Diller’s remarks stand in contrast to Gawker Media owner Nick Denton’s, who told MarketWatch that Viacom didn’t go nearly far enough laying off 850 last week. Reports Jon Friedman:
The bulletin that Viacom, one of the biggest media companies in the world, had announced job cuts of about 7% prompted Denton to shake his head in disgust because companies were either failing to grasp the severity of the economic downturn or not taking deep enough steps.
“What the hell do they think they’re doing?” he told me when we talked Thursday in a corner of the Gawker headquarters, in the heart of New York’s fashionable SoHo neighbourhood. “We were up 39% in the year to November — but even we are planning on a 40% decline in the ad market over the course of the cycle. Meanwhile, their answer to the worst downturn since the 1930s is a 7% cut. Frankly, it’s pathetic.”

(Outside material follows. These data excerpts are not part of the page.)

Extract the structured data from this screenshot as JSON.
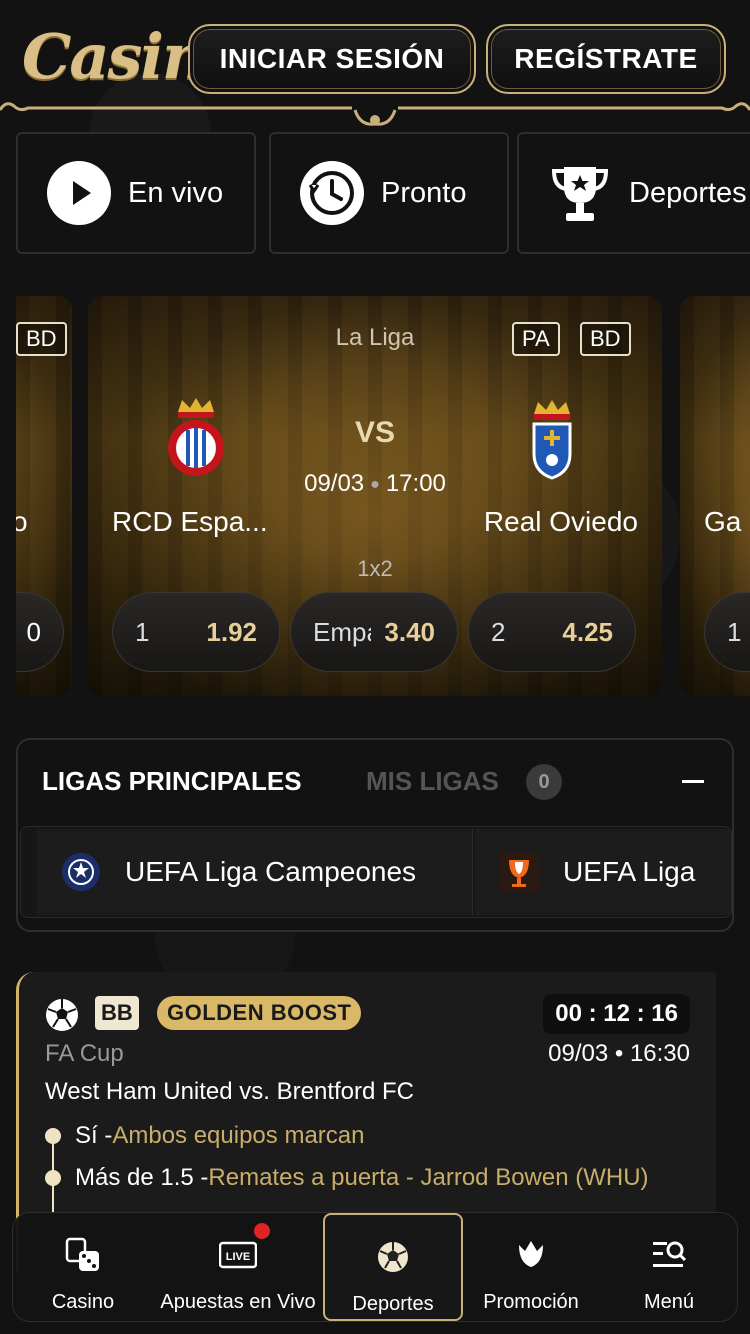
{
  "header": {
    "logo_text": "Casina",
    "login_label": "INICIAR SESIÓN",
    "register_label": "REGÍSTRATE"
  },
  "categories": [
    {
      "label": "En vivo",
      "icon": "play-icon"
    },
    {
      "label": "Pronto",
      "icon": "history-icon"
    },
    {
      "label": "Deportes",
      "icon": "trophy-icon"
    }
  ],
  "carousel": {
    "left_card": {
      "tag": "BD",
      "team_partial": "o",
      "odd_partial": "0"
    },
    "main_card": {
      "league": "La Liga",
      "tags": [
        "PA",
        "BD"
      ],
      "vs": "VS",
      "date": "09/03",
      "time": "17:00",
      "home_team": "RCD Espa...",
      "away_team": "Real Oviedo",
      "market": "1x2",
      "odds": [
        {
          "key": "1",
          "value": "1.92"
        },
        {
          "key": "Empate",
          "value": "3.40"
        },
        {
          "key": "2",
          "value": "4.25"
        }
      ]
    },
    "right_card": {
      "team_partial": "Ga",
      "odd_partial": "1"
    }
  },
  "leagues": {
    "tab_main": "LIGAS PRINCIPALES",
    "tab_mine": "MIS LIGAS",
    "mine_count": "0",
    "items": [
      {
        "label": "UEFA Liga Campeones",
        "icon": "champions-league-icon"
      },
      {
        "label": "UEFA Liga",
        "icon": "europa-league-icon"
      }
    ]
  },
  "boost": {
    "badge_bb": "BB",
    "badge_golden": "GOLDEN BOOST",
    "timer": "00 : 12 : 16",
    "competition": "FA Cup",
    "date_time": "09/03 • 16:30",
    "match": "West Ham United vs. Brentford FC",
    "selections": [
      {
        "pick": "Sí - ",
        "market": "Ambos equipos marcan"
      },
      {
        "pick": "Más de 1.5 - ",
        "market": "Remates a puerta - Jarrod Bowen (WHU)"
      }
    ]
  },
  "bottom_nav": [
    {
      "label": "Casino",
      "icon": "casino-dice-icon"
    },
    {
      "label": "Apuestas en Vivo",
      "icon": "live-icon"
    },
    {
      "label": "Deportes",
      "icon": "soccer-ball-icon"
    },
    {
      "label": "Promoción",
      "icon": "tulip-icon"
    },
    {
      "label": "Menú",
      "icon": "menu-search-icon"
    }
  ],
  "live_icon_text": "LIVE",
  "colors": {
    "accent_gold": "#d4b36a",
    "background": "#121212",
    "live_red": "#e02424"
  }
}
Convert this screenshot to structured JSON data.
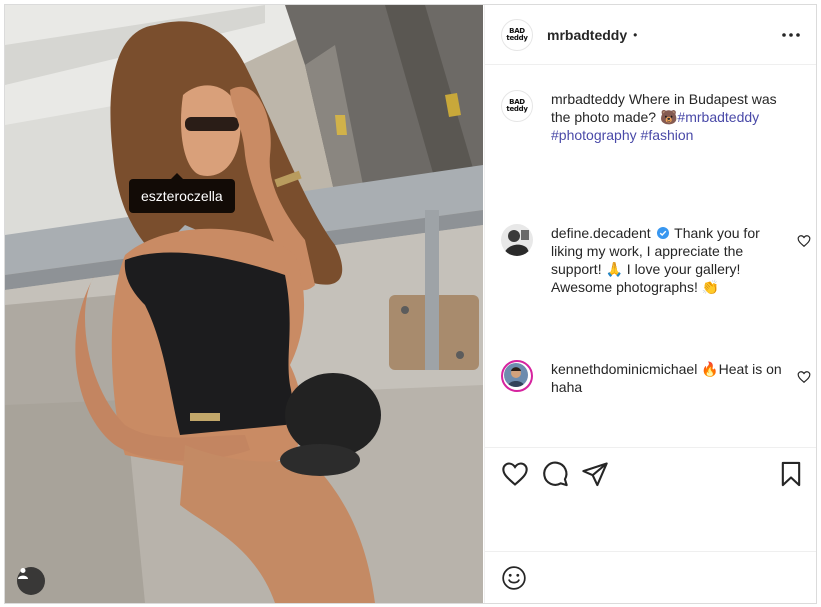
{
  "post": {
    "photo_alt": "Woman in black swimsuit holding a cap on a rooftop",
    "tagged_user": "eszteroczella"
  },
  "header": {
    "username": "mrbadteddy",
    "separator": "•",
    "logo_lines": [
      "BAD",
      "teddy"
    ]
  },
  "caption": {
    "username": "mrbadteddy",
    "text": " Where in Budapest was the photo made? ",
    "emoji": "🐻",
    "hashtags": [
      "#mrbadteddy",
      "#photography",
      "#fashion"
    ]
  },
  "comments": [
    {
      "username": "define.decadent",
      "verified": true,
      "text": " Thank you for liking my work, I appreciate the support! 🙏 I love your gallery! Awesome photographs! 👏"
    },
    {
      "username": "kennethdominicmichael",
      "verified": false,
      "text": "🔥Heat is on haha"
    }
  ],
  "icons": {
    "more": "more-horizontal-icon",
    "like": "heart-icon",
    "comment": "comment-bubble-icon",
    "share": "paper-plane-icon",
    "save": "bookmark-icon",
    "emoji": "smiley-icon",
    "tags": "user-tag-icon"
  },
  "colors": {
    "hashtag": "#4a4aa8",
    "verified": "#3897f0",
    "border": "#dbdbdb"
  }
}
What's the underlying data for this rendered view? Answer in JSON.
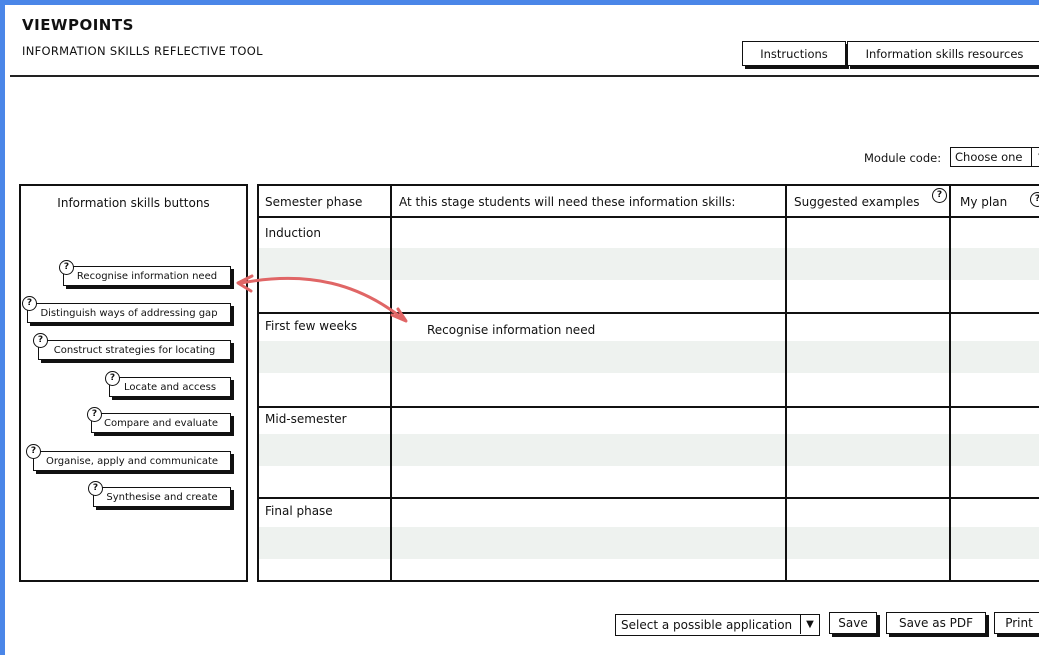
{
  "app": {
    "title": "VIEWPOINTS",
    "subtitle": "INFORMATION SKILLS REFLECTIVE TOOL"
  },
  "header_buttons": {
    "instructions": "Instructions",
    "resources": "Information skills resources"
  },
  "module": {
    "label": "Module code:",
    "selected": "Choose one"
  },
  "skills_panel": {
    "title": "Information skills buttons",
    "help_glyph": "?",
    "buttons": [
      "Recognise information need",
      "Distinguish ways of addressing gap",
      "Construct strategies for locating",
      "Locate and access",
      "Compare and evaluate",
      "Organise, apply and communicate",
      "Synthesise and create"
    ]
  },
  "table": {
    "headers": [
      "Semester phase",
      "At this stage students will need these information skills:",
      "Suggested examples",
      "My plan"
    ],
    "phases": [
      "Induction",
      "First few weeks",
      "Mid-semester",
      "Final phase"
    ],
    "placed_skill": "Recognise information need"
  },
  "footer": {
    "application_select": "Select a possible application",
    "save": "Save",
    "save_pdf": "Save as PDF",
    "print": "Print"
  },
  "colors": {
    "frame": "#4a86e8",
    "arrow": "#e06666",
    "row_band": "#eef2ef"
  },
  "icons": {
    "help": "question-circle-icon",
    "dropdown": "triangle-down-icon",
    "drag_arrow": "curved-arrow-icon"
  }
}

It’s all leaving layoff victims very confused. New York Times media columnist David Carr spoke to one of them, former MTV News producer Michelle Rabinowitz. She told Carr:
A lot of young people had to find jobs after 9/11, so we know about tough times, but at least we know what that was about. I go outside and the sky is not falling, but my job is not there, the value of the apartment that I bought is not there, my 401(k) is not there. It’s weird, it’s like somebody made a bad decision somewhere — the Federal Reserve, a media company, an executive, who knows? Everything sort of looks the same, but everything has changed.